Winter’s cold brings to mind thoughts of hot cocoa and robust stews and cooking spicier foods. Chili is a favorite here. This week on Instagram, a favorite account I follow, the.hungry.historian (Ina Miranda) whose roots are in Puerto Rico posted a food photo with reference to sofrito. While a young girl, Ina moved to the United States with her family. As an adult, she has written a book Taste Memento: Short Stories of Food & Travel (Inaraquel Miranda Vargas). I’m sure if one of Maines’ marvelous, local bookstores don’t have it, they would be more than willing to order it. In the Farmington area, of course, I recommend Devaney, Doak & Garret, but if you live further south, Print: A Bookstore is a great experience. Most stores will ship should you not be able to get into the store. It’s worth the wait to read the stories woven through Ina’s book as she shares her culinary adventures.
Sofrito? This inquiring mind wanted to know more.
The word rolls off one’s tongue with all sorts of possible ideas. Particularly because Ina pared the reference with a photo of vibrant vegetables, including culantro (similar to cilantro, but stronger smell, taste, and texture),
onions, parsley, onions, peppers, and of course garlic. With some research, I discovered sofrito is considered a dish seasoning and is often interchanged with the name recaito. The difference seems to be recaito is green and is the base seasoning of sofrito, but to which is added tomatoes. Ahhh! The plot thickens. Or rather, the pot! It seems I was in for a deeper adventure than I had anticipated!
Sofrito is used primarily in stews, beans, and rice dishes, or any combination of these. Although, not a traditional use, it can be added to chicken and beef dishes, as well. Besides in the Caribbean or Latin American cultures; it is found where one is more likely to use tomato paste, such as Italian, Spanish, or the Mediterranean. Besides the variation in color due to the addition of tomatoes to recaito, the spiciness can be varied with the use of the more pungent culantro vs. milder cilantro or by the amount of garlic used. The addition of ajies dulces (sweet chili peppers) rounds out all of the seasonings nicely. For a sweeter approach, I noticed Ina Miranda used red peppers. Basically, start with key ingredients and then adjust according to the dish in which you wish to use it.

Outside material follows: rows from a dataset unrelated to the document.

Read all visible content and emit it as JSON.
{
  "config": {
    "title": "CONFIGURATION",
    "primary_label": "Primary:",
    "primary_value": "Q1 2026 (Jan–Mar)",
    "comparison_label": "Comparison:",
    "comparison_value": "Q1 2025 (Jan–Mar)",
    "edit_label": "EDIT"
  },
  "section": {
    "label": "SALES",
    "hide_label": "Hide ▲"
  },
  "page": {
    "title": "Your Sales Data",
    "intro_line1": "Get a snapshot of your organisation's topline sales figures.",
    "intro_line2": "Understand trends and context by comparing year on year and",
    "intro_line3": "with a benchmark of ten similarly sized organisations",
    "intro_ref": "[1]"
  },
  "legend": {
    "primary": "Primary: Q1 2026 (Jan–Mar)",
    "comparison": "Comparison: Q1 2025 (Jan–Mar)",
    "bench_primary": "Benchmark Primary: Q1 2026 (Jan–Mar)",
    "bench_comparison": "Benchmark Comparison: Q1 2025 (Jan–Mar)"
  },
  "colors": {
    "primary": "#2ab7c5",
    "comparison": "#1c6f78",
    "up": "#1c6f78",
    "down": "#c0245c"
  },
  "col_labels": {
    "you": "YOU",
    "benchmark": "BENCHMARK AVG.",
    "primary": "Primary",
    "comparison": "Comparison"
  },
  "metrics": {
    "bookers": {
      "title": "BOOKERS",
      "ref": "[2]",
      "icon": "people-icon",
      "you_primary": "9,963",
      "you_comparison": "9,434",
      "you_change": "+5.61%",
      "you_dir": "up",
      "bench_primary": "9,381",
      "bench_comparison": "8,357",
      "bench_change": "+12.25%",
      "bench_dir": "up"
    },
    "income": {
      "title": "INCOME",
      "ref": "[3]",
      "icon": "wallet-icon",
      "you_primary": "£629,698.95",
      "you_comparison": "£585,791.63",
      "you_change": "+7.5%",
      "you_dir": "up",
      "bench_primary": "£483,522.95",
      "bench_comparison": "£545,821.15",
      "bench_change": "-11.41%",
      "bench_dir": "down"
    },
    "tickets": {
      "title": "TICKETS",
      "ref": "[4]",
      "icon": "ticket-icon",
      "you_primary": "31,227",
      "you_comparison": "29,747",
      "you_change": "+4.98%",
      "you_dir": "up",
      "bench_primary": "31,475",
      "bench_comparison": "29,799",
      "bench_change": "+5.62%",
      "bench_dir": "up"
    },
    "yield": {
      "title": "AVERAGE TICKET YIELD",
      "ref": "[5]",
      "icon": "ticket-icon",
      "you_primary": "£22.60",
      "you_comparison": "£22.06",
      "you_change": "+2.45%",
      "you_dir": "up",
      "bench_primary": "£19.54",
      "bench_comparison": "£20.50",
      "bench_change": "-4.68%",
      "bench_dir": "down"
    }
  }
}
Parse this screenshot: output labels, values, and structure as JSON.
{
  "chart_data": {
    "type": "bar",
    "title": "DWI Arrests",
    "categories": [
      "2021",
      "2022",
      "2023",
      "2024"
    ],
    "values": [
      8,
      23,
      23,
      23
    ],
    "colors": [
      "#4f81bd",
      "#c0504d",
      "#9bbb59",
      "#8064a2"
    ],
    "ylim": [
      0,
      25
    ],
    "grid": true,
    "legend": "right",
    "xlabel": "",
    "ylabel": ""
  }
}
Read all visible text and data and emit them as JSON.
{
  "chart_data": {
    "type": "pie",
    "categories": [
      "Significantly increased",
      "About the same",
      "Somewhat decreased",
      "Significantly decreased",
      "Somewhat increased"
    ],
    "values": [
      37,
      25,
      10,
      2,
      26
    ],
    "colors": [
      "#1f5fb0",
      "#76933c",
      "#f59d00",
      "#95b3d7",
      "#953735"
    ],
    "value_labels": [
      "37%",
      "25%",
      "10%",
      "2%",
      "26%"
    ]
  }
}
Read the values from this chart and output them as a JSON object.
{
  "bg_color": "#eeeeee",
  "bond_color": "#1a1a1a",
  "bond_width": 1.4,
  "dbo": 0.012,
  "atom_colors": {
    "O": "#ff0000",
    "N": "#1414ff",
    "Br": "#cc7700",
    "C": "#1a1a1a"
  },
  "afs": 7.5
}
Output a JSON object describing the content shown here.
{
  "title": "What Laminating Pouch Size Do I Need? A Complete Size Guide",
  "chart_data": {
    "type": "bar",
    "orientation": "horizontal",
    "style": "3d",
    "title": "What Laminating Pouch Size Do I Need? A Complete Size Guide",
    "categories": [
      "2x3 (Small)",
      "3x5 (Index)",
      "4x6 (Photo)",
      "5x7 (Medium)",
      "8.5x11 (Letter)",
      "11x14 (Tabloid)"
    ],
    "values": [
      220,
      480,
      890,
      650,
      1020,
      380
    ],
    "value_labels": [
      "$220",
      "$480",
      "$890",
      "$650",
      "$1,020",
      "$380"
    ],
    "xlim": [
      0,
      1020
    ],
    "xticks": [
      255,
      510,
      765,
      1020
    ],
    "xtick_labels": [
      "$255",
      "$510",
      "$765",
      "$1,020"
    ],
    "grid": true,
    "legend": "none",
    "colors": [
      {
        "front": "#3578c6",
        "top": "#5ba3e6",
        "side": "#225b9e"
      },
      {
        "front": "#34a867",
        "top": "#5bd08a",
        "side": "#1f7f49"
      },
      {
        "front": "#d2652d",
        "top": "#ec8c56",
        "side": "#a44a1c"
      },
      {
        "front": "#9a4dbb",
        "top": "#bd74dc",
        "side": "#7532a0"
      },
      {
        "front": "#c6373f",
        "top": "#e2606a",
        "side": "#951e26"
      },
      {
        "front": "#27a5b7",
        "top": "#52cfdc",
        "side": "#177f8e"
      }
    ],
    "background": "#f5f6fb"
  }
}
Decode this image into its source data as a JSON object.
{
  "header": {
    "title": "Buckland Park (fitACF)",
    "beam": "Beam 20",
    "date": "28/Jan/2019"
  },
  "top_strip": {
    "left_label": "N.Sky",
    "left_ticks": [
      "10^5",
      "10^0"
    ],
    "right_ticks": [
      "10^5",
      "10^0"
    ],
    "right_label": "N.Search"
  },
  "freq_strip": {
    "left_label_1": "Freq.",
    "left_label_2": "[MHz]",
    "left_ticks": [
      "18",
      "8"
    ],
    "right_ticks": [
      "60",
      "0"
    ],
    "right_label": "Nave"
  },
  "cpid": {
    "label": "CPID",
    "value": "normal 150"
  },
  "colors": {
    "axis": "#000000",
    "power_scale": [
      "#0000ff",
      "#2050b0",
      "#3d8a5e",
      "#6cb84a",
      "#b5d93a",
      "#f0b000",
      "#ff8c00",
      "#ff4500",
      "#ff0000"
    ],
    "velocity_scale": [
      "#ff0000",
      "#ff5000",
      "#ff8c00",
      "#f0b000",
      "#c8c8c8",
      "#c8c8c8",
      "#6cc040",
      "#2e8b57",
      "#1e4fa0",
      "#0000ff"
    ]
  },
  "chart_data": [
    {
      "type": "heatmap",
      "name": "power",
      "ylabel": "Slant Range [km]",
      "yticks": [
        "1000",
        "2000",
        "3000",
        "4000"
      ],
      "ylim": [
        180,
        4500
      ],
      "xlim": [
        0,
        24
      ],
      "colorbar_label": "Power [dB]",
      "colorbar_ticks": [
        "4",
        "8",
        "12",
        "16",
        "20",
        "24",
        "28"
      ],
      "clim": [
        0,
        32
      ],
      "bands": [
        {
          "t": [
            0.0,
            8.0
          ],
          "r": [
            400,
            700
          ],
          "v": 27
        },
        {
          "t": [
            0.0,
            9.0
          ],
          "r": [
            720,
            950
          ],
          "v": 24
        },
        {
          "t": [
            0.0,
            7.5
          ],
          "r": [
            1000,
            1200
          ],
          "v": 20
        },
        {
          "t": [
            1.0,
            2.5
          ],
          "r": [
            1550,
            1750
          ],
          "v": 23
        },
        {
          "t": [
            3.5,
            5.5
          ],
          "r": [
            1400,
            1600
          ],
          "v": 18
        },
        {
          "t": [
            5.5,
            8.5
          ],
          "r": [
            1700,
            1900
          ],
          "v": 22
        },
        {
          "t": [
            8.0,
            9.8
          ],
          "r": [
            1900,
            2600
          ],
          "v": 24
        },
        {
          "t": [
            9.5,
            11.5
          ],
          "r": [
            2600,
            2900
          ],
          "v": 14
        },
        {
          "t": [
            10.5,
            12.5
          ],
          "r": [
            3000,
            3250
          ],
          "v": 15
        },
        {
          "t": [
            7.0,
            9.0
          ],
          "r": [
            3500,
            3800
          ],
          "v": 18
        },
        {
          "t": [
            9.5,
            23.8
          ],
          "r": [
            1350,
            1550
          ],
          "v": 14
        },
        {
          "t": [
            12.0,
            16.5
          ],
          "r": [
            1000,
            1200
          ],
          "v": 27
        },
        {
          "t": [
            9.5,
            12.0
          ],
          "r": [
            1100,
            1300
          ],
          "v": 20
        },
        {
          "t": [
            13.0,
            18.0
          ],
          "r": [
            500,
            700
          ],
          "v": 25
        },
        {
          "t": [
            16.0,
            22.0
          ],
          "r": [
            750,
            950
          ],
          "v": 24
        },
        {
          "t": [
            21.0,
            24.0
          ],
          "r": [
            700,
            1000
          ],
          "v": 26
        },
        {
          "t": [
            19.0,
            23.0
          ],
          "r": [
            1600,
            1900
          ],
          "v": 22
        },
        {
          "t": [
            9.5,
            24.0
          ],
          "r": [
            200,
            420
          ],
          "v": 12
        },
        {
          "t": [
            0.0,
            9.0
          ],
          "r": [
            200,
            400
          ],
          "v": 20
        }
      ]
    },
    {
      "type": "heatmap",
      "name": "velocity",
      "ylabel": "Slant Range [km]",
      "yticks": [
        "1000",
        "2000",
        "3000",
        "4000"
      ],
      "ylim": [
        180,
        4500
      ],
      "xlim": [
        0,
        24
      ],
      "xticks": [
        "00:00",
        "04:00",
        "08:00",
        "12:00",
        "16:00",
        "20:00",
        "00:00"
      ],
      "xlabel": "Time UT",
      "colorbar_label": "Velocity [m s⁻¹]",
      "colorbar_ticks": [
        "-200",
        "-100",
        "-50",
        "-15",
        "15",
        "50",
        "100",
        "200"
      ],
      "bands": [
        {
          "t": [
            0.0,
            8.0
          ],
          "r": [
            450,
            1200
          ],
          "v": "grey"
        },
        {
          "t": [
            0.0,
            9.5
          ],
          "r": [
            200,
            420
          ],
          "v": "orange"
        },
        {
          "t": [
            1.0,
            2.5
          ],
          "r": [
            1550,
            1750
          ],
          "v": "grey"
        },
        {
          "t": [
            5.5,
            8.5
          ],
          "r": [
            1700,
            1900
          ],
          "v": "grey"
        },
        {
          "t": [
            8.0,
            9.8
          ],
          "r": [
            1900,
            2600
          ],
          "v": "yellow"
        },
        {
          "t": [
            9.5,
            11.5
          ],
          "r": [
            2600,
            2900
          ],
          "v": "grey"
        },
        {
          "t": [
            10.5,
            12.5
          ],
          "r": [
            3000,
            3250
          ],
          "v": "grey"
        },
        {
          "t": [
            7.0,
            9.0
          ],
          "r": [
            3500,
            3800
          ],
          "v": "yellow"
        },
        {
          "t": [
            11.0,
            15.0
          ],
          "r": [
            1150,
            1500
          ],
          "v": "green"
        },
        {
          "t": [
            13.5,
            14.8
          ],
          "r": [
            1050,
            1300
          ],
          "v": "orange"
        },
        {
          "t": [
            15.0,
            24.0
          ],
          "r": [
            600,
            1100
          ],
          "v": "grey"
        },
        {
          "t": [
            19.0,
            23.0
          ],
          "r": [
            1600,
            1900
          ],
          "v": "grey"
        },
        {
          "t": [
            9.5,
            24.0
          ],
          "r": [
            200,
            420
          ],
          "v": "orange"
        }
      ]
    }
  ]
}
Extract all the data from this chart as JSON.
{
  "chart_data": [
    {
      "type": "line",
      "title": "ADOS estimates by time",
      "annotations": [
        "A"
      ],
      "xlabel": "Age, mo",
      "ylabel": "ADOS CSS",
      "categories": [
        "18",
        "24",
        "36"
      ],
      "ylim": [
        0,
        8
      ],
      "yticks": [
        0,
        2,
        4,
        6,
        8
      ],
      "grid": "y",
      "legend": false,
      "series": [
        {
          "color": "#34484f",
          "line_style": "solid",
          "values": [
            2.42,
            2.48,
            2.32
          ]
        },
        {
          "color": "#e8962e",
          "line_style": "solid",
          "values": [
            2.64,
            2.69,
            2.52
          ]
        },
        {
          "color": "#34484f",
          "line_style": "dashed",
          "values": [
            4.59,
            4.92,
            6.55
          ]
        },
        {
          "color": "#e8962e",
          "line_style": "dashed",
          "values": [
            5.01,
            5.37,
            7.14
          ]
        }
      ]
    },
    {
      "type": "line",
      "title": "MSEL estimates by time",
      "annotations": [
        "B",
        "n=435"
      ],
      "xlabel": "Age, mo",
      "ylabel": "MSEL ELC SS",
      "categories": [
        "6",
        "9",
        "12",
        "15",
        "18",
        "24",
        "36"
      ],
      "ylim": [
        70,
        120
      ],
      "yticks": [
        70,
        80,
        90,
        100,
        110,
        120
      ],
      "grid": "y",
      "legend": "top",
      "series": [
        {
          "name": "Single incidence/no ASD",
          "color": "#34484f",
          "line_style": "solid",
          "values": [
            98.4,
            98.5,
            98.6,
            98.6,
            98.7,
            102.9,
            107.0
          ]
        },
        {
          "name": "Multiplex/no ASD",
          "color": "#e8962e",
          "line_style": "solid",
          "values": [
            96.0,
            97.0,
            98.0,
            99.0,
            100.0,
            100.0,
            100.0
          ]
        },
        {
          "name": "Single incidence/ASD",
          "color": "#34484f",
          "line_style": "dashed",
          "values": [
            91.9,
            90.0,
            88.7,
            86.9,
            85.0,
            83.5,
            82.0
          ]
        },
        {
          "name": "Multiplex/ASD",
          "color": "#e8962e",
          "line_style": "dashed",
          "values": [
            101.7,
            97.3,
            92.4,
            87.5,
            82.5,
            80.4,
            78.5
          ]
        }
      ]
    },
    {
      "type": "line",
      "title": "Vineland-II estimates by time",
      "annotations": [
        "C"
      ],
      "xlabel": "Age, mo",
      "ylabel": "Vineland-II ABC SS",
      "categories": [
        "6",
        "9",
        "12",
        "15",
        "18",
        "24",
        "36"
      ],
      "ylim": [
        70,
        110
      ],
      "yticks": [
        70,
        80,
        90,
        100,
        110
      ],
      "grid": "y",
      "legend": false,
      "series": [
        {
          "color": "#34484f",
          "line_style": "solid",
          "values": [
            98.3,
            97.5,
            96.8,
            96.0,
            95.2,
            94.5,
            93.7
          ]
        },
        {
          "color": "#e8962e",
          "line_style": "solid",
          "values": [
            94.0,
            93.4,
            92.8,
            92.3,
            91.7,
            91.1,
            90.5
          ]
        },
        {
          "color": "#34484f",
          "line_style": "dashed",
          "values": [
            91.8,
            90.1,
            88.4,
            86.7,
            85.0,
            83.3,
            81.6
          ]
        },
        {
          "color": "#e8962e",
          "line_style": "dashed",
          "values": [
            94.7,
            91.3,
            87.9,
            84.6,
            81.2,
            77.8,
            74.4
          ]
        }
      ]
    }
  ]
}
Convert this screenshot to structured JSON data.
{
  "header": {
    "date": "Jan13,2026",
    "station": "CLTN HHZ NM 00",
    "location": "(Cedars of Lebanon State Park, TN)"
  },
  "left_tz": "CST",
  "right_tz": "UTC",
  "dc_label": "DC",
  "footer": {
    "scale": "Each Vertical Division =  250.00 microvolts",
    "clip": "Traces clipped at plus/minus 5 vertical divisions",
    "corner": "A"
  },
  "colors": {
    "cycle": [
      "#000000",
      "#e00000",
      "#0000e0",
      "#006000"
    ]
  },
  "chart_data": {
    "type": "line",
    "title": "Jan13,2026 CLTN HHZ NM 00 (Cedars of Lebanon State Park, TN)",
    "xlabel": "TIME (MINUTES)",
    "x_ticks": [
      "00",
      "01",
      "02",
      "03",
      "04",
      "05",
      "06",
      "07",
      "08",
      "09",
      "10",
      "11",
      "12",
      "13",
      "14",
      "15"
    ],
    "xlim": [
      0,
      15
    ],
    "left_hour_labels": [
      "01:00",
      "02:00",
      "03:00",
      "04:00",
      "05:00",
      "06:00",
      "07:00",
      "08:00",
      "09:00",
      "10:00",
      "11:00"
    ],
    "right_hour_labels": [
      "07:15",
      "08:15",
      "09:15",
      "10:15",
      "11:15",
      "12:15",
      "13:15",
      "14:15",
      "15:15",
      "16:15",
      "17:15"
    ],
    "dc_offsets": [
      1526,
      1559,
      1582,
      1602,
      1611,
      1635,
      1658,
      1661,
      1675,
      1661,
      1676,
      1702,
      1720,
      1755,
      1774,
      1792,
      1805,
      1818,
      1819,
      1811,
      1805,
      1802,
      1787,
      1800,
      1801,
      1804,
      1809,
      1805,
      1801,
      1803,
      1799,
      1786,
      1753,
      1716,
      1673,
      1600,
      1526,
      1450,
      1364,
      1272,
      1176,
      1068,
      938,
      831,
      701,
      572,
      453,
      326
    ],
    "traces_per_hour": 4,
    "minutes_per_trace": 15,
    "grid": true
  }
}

It came as no surprise to me that the origin of sofrito has its roots in medieval times. Those feisty guys sure had no manners, but they knew how to celebrate food in high style! The medieval book, Libre de Sent Sovi (1324) references “sofregit,” but I would wager that considering the ingredients, this seasoning dates back to even earlier times. If you remember from previous columns, I mentioned that basics such as this sauce were not generally written in cookbooks. Without a written description, every cook knew how to make it.
Basic Puerto Rican Sofrito
2 medium green bell peppers (remove seeds)
2 medium onions, peeled
1 medium head of garlic
1 bunch of culantro (or substitute cilantro with ¼ more than culantro)
6 ajies dulces
Optional: vinegar (for a tangy seasoning), white wine, tomato paste, sweet red peppers, chili peppers
Chop all ingredients. If you want a paste texture, process in a blender or food processor. Before using in a dish, sauté slowly over low heat. Traditionally annatto oil is used for the sauté, as it adds a “warm” flavor, as well as a bit of color, but bacon, bacon fat, pork rind, or lard can be used, lending it a comforting aroma and flavor. Either way, it can be stored in glass in the refrigerator for a week, or in the freezer for longer storage.
Sofrito is versatile. Try adding it to any favorite dish such as chicken and rice, or Spanish rice and beans for an inspired taste of the Caribbean!